Yaqza: kesadaran akan dirinya sebagai makhluk yang hina di hadapan Allah
Swt
2.
Taubah: mohon ampun atas segala dosa
3.
Muhasabah: menghitung-hitung atau intropeksi diri
4.
Inabah: berhasrat kembali kepada Allah
5.
Tafakkur: merenung tentang kebesaran Allah
6.
I’tisam: selalu bertindak sebagai khalifah Allah di bumi
7.
Firar: lari dari kehidupan jahat dan keduniawian yang tidak berguna
8.
Riyadah: melatih diri dengan beramal sebanyak-banyaknya
9.
Tasyakur: selalu bersyukur kepada Allah dengan mengabdi dan memuji-Nya
10.
Sima’:
mengonsentrasikan seluruh anggota tubuh dalam mengikuti
perintah-perintah Allah terutama pendengaran.

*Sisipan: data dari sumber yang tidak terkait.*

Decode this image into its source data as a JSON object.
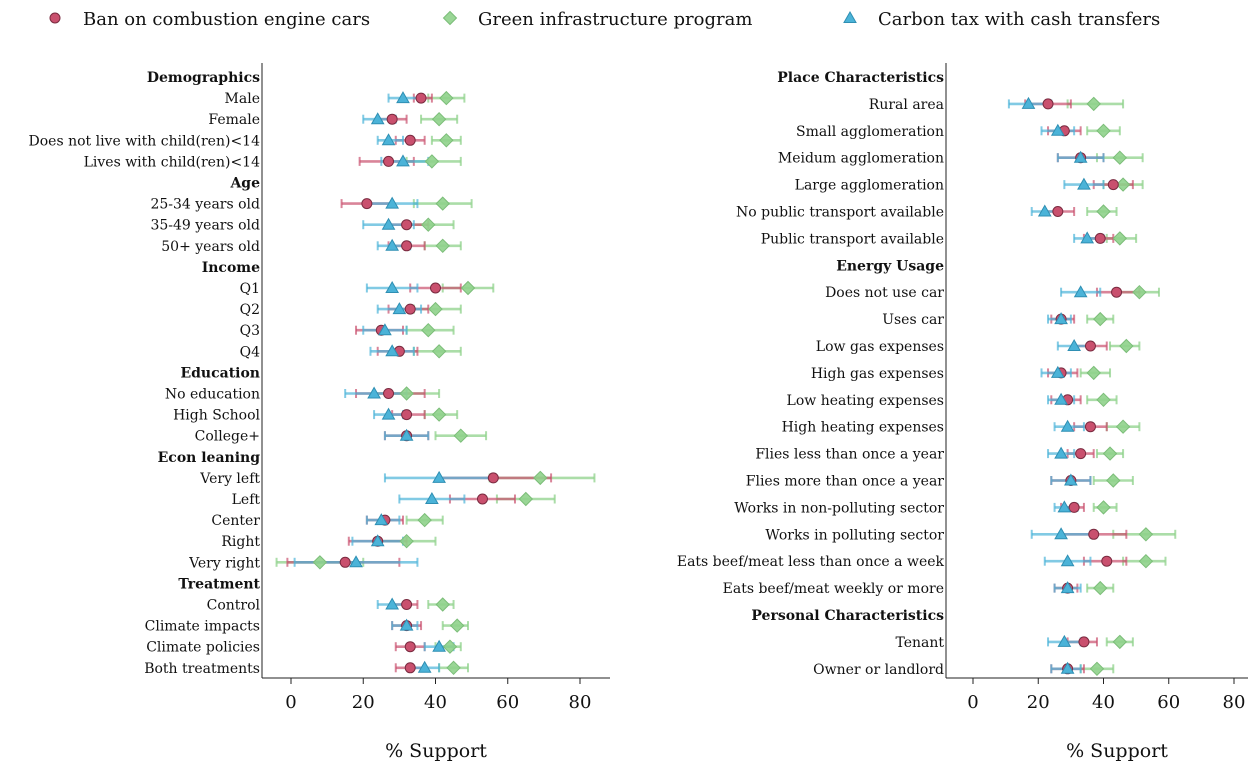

Intinya, para murid dari Tarekat Khalwatiyah harus tawajjuh, yaitu
murid menerima pelajaran-pelajaran dasar dari guru (Mursyid) seperti
zikir-zikir tertentu setelah itu diadakan baiat dan talkin. Dan tahap awal
sebelum pembantaian adalah seseorang harus mengadakan penyucian batin, sikap
dan perilaku yang tidak baik.
Dalam Tarekat Khalwatiyah dikenal adanya sebuah amalan yang
disebut Al-Asma’ As-Sab’ah (tujuh nama). Yakni tujuh macam dzikir atau tujuh
tingkatan jiwa yang harus dibaca oleh setiap salik.
Dzikir pertama adalah La ilaaha illallah (pengakuan
bahwa tiada Tuhan selain Allah). Dzikir pada tingkatan jiwa pertama ini disebut
an-Naf al-Ammarah (nafsu yang menuruh pada keburukan, amarah). Jiwa ini
dianggap sebagai jiwa yang paling terkotor dan selalu menyuruh pemiliknya untuk
melakukan perbuatan dosa dan maksiat atau buruk, seperti mencuri, bezina,
membunuh, dan lain-lain.
Kedua, Allah (Allah). Pada tingkatan jiwa kedua ini disebut
an-Nafs al-Lawwamah (jiwa yang menegur). Jiwa ini dianggap sebagai jiwa yang
sudah bersih dan selalu menyuruh kebaikan-kebaikan pada pemiliknya dan
menegurnya jika ada keinginan untuk melakukan perbuatan-perbuatan buruk.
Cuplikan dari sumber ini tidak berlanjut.